No doubt the media establishment feels like it’s undergoing an anti-liberal ideological purification reminiscent of China’s Cultural Revolution. While this may cement power for activist factions within newsrooms, it also legitimizes and empowers conservatives who are openly waging war on the media establishment.
“This entire episode could not have gone better for Tom Cotton if he wrote the script himself,” concedes New York magazine’s Olivia Nuzzi. Cotton is a Trumpian populist with presidential ambitions. Being able to take credit for The New York Times’ self-immolation is quite a feather in his cap.

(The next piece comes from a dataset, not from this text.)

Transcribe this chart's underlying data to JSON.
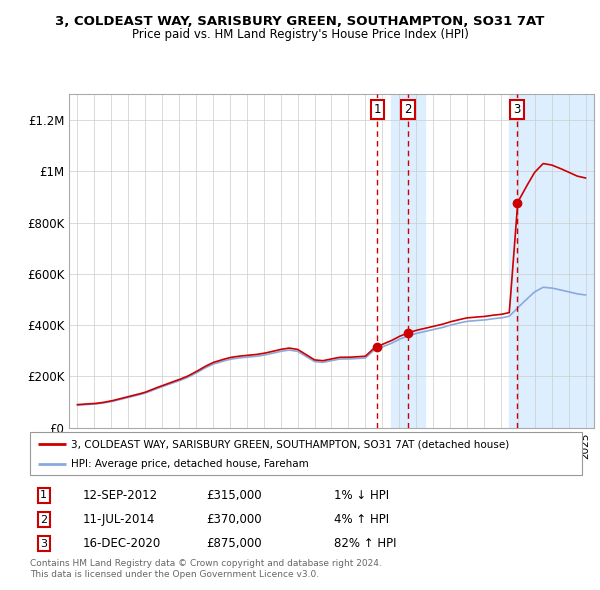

Meanwhile, lots of serious people aren’t responding to this crisis of legitimacy by clamoring for media reform. They’re more worried about which needed American institution will go crazy next.
“Remember all those commentators and journalists who smugly informed us that the Woke craziness and suppression of campus speech was being overhyped and it was just a few overzealous students?” asks Brookings Institution fellow and Atlantic writer Shadi Hamid. “They’ll never admit they’re wrong. But they were very, very wrong.”